15/01/26. En esta oportunidad deseamos interpelar el mito de “la dureza” que suele aparecer como reacción primaria ante una situación de vulnerabilidad. En estos momentos “pos-traumáticos”, aunque puede que existan algunas y algunos que actualmente sigan viviendo el trauma, porque es más que evidente que no es poca cosa las consecuencias de las devastaciones de instalaciones civiles y militares la madrugada del sábado 3 de enero –la cifra de fallecidos hasta ahora sobrepasa la centena-, como resultado del ataque de las fuerzas militares estadounidenses a nuestro país.
...lo que estamos viviendo, es incomparable, jamás lo hemos vivido, ¿por qué entonces, no asumir lo que sentimos, y que ese reconocer-nos sirva de inspiración para avanzar con más fuerza y dignidad?
Mientras escribo escucho las declaraciones de un hombre, alrededor de cincuenta años, quien al preguntársele qué le parece la entrega de medicamentos que está recibiendo en este momento, en medio de un operativo habitual en un sector popular de Caracas, y responde que se acercó porque está un poco afectado de salud, y se le quiebra la voz, indicando que está muy agradecido con la presidenta encargada y que quiere de vuelta a su presidente Nicolás Maduro y a la primera dama.
Y así como él, otro hombre de unos ochenta años, días atrás, con ojos aguados, recuerda el resplandor de las bombas en las paredes de su casa, mientras arrodillado le pedía perdón a Dios clamando por la paz en la tierra, yo lo que pensé fue en los que viven en esos países que se la pasan en guerra, agrega.
Recién, ayer, un joven: esto es historia, me dice, triste mi pana, muy triste, tener que vivir esto. Me habló como una hora, intentando describirme el miedo que vivió, no sé cómo te lo explico, no se puede, me acuerdo y mira cómo se me pone la piel.
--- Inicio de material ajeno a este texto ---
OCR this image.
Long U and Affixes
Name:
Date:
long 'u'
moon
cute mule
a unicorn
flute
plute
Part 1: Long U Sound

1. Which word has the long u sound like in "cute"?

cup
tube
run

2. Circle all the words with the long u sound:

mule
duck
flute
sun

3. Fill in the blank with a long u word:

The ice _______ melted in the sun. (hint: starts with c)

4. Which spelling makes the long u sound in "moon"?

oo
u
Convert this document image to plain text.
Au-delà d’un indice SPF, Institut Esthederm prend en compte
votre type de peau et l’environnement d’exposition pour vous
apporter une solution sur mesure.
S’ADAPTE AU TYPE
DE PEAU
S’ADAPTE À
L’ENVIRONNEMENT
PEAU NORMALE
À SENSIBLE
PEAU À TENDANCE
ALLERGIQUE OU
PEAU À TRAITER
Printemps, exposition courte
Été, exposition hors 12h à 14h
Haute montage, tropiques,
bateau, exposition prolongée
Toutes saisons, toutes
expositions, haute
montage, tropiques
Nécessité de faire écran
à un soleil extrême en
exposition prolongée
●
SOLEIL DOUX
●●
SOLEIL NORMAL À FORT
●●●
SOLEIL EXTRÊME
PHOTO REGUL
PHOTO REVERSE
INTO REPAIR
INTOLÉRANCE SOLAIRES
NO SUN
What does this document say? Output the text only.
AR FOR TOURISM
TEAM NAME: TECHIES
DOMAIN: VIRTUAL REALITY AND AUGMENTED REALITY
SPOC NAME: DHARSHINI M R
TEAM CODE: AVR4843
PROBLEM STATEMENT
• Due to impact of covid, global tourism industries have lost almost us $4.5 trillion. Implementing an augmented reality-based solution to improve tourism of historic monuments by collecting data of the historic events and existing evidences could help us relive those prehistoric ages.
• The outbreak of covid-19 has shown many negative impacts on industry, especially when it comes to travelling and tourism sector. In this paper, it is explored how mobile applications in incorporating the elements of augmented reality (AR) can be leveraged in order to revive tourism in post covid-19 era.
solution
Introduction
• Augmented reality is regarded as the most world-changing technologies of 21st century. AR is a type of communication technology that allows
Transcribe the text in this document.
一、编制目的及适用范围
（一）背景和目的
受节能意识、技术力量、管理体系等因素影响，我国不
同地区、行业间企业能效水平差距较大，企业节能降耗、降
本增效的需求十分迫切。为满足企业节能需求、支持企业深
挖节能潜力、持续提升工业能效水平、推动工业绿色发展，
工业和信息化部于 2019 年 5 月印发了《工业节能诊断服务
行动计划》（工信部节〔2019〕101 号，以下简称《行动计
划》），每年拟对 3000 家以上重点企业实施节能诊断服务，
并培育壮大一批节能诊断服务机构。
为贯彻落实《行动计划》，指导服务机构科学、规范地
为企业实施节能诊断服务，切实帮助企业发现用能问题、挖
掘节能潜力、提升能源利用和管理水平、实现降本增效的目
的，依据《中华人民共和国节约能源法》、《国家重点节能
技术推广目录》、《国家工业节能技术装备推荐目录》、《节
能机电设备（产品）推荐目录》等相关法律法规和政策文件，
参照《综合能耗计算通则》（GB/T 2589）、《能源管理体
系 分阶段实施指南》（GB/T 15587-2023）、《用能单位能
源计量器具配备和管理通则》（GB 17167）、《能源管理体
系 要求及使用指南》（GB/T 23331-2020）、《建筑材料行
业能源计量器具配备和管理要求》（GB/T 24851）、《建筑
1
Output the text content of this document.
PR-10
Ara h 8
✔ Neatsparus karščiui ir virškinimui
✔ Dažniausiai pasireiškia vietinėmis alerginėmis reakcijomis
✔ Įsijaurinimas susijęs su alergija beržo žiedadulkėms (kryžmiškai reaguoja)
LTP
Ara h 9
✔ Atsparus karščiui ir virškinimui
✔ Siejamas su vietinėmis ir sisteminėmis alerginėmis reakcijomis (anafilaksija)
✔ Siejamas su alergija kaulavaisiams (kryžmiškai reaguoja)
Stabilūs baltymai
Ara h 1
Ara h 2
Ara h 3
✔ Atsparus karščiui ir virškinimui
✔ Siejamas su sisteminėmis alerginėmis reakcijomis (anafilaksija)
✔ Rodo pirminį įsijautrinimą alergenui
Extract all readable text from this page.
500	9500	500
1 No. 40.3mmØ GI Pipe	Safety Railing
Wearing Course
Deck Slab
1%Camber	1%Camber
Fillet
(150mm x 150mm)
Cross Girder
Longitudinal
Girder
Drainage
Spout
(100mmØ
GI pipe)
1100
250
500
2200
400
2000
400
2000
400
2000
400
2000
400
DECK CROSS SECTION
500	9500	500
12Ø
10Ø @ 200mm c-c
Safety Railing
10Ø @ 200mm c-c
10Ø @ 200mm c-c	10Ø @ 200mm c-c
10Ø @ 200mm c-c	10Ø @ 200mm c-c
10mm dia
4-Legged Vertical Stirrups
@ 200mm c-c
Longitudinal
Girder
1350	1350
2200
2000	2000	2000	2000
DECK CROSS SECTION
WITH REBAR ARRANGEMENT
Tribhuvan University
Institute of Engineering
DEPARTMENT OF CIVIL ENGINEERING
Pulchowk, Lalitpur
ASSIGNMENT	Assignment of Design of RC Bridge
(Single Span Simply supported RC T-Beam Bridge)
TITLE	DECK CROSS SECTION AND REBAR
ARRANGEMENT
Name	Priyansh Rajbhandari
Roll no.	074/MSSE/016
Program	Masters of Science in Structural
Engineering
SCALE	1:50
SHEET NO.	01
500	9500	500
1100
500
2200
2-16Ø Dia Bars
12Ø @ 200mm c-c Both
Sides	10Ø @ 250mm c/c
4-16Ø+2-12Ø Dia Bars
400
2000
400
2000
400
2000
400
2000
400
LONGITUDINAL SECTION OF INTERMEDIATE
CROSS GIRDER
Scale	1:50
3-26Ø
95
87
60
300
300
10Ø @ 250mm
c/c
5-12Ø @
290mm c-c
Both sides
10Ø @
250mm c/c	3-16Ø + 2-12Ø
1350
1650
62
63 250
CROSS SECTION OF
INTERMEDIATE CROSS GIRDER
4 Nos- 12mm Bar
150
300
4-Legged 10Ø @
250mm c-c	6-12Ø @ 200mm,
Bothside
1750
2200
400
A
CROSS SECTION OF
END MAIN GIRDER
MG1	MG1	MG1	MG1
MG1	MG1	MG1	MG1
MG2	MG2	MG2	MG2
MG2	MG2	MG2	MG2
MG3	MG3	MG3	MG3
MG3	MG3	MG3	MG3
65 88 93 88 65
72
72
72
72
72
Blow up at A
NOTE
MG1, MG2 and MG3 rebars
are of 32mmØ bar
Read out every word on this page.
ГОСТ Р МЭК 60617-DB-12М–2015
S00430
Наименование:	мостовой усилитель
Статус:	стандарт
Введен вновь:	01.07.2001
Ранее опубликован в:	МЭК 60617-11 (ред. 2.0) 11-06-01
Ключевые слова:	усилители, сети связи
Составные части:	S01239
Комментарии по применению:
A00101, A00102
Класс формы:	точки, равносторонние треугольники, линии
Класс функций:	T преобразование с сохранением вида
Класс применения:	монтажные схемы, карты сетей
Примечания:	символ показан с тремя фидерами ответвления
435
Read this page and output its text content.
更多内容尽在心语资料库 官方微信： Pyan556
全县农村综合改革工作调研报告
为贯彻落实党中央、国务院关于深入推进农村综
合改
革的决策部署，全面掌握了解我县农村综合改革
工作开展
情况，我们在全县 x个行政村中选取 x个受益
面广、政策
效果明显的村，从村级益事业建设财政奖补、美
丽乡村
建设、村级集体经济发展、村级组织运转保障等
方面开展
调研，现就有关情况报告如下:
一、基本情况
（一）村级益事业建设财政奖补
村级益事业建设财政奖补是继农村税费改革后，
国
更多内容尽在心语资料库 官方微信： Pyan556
He hablado de testimonios de hombres, los que suelen auto silenciarse porque de ellos no se espera lágrimas, sino acción, pero esta también es una acción, una diferente y necesaria.
Recuerdo también escenas de películas pos Vietnam, las pesadillas de soldados amputados física y espiritualmente, lo hago mientras escucho las noticias de la joven soldada venezolana que decidió morir en combate disparándole a uno de los helicópteros que irrumpió en Fuerte Tiuna y en las voces, múltiples, de asombro, desde los cerros, de quienes filmaron los ataques en La Guaira, en Caracas…
Nos secamos las lágrimas y avanzamos, con el corazón arrugadito y avanzamos, seguimos aquí, llorando y con tristeza, pero seguimos firmes, no pudieron con Chávez ni podrán con nosotros, no es fácil, pero no es imposible, a Nico y a Cilita los queremos de vuelta… dice un periodista en la televisión.
Es cierto, lo que hemos vivido, lo que estamos viviendo, es incomparable, jamás lo hemos vivido, ¿por qué entonces, no asumir lo que sentimos, y que ese reconocer-nos sirva de inspiración para avanzar con más fuerza y dignidad?
Sólo el sentir, el reconocimiento integral de lo que somos, nos hará realmente fuertes.